Amerikan kültürünün temeli çizgi filmlerdir derler.Doğrudur da.Herkes bilir Tom MiksTeksas'ları.Böyle böyle bir Amerikan kültürü oluşturdu adamlar.Kolonilikten çıkıp
bağımsızlıklarını ilan ettiler.Yoksa beş yüz yıllık bir kıta amerika ve birkaç yüz yıldır ülkeden
sayılmakta.Her milletten adamı alıp bir bağ oluşturdular ve bunda çizgi romanlar çok etkili
oldu.
Bugün ben bunun yerini sinemanın aldığını düşünüyorum.Şimdi de Holiwood Amerikan
kültüründe ve o kültürün geliştirilmesinde en etkili araçların başında geliyor.Amerikanın Irak
savaşına girmesinden birkaç yıl öncesine kadar Amerikan halkı tüm anketlerde savaşa
karşıydı.Ama birden Holiwood devreye girdi george walker bush arkasında %60
dolaylarında bir halk kitlesi ile savaşın içinde buldu kendini.Hem de sudan bahanelerle ve
hiç bir sebep yokken.Benim en çok dikkatimi çeken o dönemde savaş ve kahramanlık
filmleriyle-Bir Zamanlar Askerdik(mel gibson)/Kara Şahin Düştü(tom sizemore-eric banajosh hartnett)/Güneşin Göz Yaşları(buruce wiiles)- ve Amerikanın savaş kahramanları
diyebileceğimiz arnold schvarzenegger,silvester stallone gibi ünlülerin savaş taraftarı
demeçleri olmuştu.
Bu da gösteriyor ki sinema kitleleri bir araya getirmek ve onları yönlendirmek için
vazgeçilmez bir güç.Ayrıca müthiş bir ekonomik kaynak.En vasat filmler bile amerikaya
milyon dolarlar kazandırmakta.Avrupa bunu farketti ve holiwood'la tek tek baş
edemeyeceğini düşünerek AB seviyesinde birlik olarak Avrupa sinemasını ilerletme kararı
aldılar.
5.
İnsan elinden çıkmış en büyük ve en gösterişli yüzen araç olan
Titanic yola koyuldu. Batmaz, sarsılmaz denilen bu büyük lüks yolcu
gemisinde yolculuk yapmak, 20. Yüzyılın muhteşem bir rüyasıydı.
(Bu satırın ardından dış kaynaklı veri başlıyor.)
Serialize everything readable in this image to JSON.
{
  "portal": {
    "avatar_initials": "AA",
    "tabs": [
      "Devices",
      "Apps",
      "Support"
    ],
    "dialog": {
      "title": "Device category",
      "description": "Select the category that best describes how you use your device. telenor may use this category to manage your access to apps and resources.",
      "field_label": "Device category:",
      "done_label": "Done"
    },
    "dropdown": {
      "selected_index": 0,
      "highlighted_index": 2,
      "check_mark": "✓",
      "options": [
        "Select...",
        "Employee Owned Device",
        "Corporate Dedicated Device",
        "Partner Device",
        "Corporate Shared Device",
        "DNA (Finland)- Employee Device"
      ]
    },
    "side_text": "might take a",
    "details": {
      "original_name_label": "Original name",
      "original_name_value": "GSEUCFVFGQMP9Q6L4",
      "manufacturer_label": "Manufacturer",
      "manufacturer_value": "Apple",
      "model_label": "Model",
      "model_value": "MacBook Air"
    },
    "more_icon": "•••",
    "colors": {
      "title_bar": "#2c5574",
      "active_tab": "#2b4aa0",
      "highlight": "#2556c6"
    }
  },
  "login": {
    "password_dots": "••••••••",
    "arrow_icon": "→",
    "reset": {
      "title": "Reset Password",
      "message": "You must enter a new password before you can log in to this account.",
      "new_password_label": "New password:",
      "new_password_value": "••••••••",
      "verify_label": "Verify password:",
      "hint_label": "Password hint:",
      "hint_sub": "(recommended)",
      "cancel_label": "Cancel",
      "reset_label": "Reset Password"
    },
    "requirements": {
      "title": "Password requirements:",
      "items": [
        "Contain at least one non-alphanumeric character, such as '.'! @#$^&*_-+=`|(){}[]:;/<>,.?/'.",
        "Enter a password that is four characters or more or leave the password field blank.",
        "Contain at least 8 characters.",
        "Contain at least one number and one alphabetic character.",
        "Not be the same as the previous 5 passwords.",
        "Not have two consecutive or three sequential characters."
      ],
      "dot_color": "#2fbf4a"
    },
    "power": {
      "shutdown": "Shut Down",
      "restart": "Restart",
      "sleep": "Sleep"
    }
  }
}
Ancak bu büyük rüya sadece 4.5 gün serecek ve anısını bir sonraki
yüzyıla bile taşıyacak büyüklükte bir kabusa dönüşecekti. İşte bugün
bile heyecan uyandıran bu acı ancak bir o kadar da sinematografik
felaket hikayesini bu kez James Cameron'un yönetiminde ve sinema
tarihinin gördüğü en büyük bütçeyle gerçekleştirilmiş son
versiyonuyla izliyoruz. Geminin ilk ve son yolculuğuyla örtüşen, kısa
soluklu ama ölümsüz bir aşk öyküsüne yer veren Cameron, Titanic
kadar büyük bir aşk öyküsü merkez alarak, bu bildik felaketi farklı bir
tarzda anlatmak istemiş. Aşıklar ise son dönemde yükselen yetenekli
genç oyuncular kuşağının öne çıkan isimlerinden Kate Winslet ve
Leonardo Di Caprio. 1998'de 14 dalda Oscar adayı olan Titanic, 11
dalda heykelcik kazandı dünyaca büyük bir felaket olan titanic
sinemadada felaket etkisi yaratmıştır.